C’était il y a quelques jours à Dakar. Des représentants des régions issus de tous les continents étaient réunis pour le Sommet des régions du monde sur la sécurité alimentaire, à l’initiative du FOGAR, le Forum global des associations de régions, et à l’invitation du Président sénégalais Abdoulaye Wade. Deux jours de débats de grande qualité entre experts et élus, responsables de pouvoirs locaux.
Beaucoup d’élus régionaux français avaient fait le déplacement, malgré la campagne des élections régionales qui commence en France. Jean-Yves Le Drian, président de la Région Bretagne, a fait forte impression dans sa défense illustration des pouvoirs locaux infra-étatiques : ’’Les régions s’invitent comme un nouvel acteur dans une mondialisation réussie’’.
Mais c’est en marge du sommet que je rencontre avec quelques amis, un autre Breton, qui se qualifiait de « Breton d’après la marée noire » quand il était maire de Saint-Coulitz dans le Finistère. Kofi Yamgane, l’ancien secrétaire d’État chargé de l’intégration dans les gouvernements d’Édith Cresson, puis de Pierre Bérégovoy, est de passage à Dakar, en provenance de Lomé.
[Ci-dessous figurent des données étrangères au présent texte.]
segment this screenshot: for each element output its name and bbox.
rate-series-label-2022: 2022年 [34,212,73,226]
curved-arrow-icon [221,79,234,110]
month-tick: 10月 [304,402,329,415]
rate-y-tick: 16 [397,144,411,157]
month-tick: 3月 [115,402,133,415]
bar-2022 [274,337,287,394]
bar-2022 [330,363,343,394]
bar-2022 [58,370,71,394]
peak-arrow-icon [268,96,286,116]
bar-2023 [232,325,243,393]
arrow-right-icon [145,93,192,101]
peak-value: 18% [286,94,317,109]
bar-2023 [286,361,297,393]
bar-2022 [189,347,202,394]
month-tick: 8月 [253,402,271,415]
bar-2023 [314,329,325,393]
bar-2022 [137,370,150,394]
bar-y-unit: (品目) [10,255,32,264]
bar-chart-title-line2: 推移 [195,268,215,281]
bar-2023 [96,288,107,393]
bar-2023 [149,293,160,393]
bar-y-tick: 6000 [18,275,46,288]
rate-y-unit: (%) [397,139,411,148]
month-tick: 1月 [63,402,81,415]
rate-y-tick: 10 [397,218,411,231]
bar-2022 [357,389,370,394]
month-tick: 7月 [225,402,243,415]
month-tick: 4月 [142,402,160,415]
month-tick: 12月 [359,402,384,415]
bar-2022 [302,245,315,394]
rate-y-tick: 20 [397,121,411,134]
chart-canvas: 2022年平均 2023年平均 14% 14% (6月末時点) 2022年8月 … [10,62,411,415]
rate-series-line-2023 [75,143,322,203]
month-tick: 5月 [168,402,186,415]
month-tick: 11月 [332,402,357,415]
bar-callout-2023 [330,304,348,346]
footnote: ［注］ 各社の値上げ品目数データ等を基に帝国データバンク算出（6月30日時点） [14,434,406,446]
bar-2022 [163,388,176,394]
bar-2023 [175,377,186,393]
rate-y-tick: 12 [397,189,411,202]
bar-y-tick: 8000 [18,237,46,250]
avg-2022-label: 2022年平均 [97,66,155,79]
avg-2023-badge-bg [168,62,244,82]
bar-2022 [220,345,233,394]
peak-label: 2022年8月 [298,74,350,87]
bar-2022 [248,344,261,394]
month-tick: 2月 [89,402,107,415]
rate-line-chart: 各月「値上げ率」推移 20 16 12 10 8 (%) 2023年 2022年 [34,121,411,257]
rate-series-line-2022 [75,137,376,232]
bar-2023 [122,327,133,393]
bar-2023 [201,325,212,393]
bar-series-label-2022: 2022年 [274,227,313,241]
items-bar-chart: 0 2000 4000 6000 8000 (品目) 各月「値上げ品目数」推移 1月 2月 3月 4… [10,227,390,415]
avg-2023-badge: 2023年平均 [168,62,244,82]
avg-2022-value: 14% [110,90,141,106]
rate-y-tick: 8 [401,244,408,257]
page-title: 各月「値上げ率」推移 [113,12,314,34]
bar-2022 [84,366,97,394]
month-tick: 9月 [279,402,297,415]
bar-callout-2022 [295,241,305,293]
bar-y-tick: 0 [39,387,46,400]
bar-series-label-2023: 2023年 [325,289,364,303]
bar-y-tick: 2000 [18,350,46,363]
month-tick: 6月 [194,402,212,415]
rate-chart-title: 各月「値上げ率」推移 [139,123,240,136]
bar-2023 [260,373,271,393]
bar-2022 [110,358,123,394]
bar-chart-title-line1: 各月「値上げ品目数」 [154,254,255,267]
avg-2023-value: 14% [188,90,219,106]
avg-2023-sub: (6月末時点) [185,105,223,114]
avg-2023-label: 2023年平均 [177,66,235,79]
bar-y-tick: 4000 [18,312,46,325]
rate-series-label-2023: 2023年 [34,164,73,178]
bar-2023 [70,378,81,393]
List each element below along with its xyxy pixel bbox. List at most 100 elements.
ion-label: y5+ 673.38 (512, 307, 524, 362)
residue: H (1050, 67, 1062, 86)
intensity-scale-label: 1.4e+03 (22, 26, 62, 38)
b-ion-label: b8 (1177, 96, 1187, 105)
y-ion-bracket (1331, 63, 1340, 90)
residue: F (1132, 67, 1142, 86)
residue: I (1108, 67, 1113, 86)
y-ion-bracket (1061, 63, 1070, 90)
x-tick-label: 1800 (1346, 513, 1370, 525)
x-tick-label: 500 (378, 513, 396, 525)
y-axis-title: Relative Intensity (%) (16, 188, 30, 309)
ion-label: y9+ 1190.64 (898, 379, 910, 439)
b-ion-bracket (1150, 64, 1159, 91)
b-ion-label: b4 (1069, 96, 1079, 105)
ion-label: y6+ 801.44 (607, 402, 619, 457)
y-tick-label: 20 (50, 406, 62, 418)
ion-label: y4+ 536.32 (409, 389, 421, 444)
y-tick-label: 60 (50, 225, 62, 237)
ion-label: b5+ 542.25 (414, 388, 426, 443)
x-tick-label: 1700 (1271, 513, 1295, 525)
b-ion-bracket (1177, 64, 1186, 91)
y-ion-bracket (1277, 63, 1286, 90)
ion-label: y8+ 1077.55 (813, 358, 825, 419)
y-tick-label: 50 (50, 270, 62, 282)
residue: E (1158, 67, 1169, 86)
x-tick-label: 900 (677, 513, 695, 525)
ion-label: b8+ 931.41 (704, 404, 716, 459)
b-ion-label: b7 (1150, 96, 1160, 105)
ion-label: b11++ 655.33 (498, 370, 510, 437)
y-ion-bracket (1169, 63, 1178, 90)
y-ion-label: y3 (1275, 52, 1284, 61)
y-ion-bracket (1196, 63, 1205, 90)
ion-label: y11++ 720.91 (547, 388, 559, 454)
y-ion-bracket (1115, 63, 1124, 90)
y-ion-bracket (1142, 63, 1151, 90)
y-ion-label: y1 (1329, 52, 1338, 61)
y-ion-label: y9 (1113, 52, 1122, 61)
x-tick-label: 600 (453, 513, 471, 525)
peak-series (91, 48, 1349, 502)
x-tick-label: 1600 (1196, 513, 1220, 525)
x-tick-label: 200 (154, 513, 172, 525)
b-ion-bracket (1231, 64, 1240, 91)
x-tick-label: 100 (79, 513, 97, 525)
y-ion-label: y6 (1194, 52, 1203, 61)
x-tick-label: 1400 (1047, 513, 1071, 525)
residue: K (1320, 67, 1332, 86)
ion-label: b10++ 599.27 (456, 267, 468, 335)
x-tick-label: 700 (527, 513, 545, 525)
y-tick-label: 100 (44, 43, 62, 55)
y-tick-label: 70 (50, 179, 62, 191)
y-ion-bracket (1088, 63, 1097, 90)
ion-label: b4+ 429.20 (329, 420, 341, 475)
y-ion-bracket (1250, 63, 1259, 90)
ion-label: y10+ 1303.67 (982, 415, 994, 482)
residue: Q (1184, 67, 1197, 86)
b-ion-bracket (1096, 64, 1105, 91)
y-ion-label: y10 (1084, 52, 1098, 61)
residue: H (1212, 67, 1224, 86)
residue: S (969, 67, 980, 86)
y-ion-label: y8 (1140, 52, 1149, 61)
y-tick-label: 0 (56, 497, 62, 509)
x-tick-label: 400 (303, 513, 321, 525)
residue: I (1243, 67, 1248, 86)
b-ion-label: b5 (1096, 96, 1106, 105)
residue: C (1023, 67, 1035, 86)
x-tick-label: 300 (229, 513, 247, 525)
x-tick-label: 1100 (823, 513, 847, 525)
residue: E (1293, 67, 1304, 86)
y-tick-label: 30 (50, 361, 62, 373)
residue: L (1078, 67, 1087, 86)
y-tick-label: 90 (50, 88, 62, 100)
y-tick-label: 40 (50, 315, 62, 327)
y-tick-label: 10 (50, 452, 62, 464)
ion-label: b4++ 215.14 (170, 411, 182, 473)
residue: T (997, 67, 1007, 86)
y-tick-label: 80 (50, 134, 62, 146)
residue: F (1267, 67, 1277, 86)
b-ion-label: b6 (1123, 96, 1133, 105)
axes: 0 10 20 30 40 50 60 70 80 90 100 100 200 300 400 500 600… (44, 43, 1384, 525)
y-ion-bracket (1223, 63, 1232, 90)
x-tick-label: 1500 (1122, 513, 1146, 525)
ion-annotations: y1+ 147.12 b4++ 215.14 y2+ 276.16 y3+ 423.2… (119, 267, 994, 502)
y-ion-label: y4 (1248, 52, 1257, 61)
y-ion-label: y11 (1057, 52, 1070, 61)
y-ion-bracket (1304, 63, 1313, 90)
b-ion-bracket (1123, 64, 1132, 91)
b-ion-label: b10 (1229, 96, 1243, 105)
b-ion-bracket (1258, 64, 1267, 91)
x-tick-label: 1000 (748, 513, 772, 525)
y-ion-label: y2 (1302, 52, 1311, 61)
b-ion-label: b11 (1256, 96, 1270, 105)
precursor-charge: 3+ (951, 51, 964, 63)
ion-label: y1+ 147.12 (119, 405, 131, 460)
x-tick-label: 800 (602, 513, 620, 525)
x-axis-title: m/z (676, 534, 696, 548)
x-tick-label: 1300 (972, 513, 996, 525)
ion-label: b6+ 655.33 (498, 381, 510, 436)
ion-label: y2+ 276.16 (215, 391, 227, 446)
Il est retourné vivre en Afrique, dans son Togo natal, et il est actuellement candidat à l’élection présidentielle qui aura lieu le mois prochain. Dans ce pays rongé par la corruption qui est devenu la chasse gardée de Faure Gnassingbé Eyadéma, héritier du pouvoir paternel qui a embastillé son frère, l’ancien ministre de la République française veut faire éclore l’état de droit, la démocratie, la liberté.
Kofi Yamgnane sourit, est heureux de retrouver les amis le temps d’un dîner, d’une pause dans la douceur du soir dakarois, avant de retourner dans la fournaise de sa campagne présidentielle à Lomé. L’homme avance, libre, face à son destin. Toujours souriant, il raconte les mesquineries du pouvoir en place, le flicage permanent, l’interdiction d’antenne, les vexations dont sont victimes ses amis. Mais il raconte cela avec détachement, sans affect, sans orgueil non plus. C’est le lot d’un candidat à cette élection particulière, qu’il semble porter comme un joug léger. Kofi Yamgnane avance, libre, face à son destin. Il a dit à ses amis togolais qu’il ne sera pas une étoile filante. Il est revenu vivre au Togo pour que ça change, pour que progressent des valeurs de liberté, de fraternité, de dignité auxquelles il croit, qui sont sa raison de vivre. Nous dînons entourés d’amis africains et européens. C’est un moment de paix dans la légèreté et la douceur du soir dakarois. Dans sa simplicité, son humanité, l’homme libre, Kofi Yamgane a déjà gagné, au delà des péripéties électorales. Il dédicace une photo où on le voît avec Nelson Mandela, un autre homme libre, qui a avancé, tranquille, face à son destin.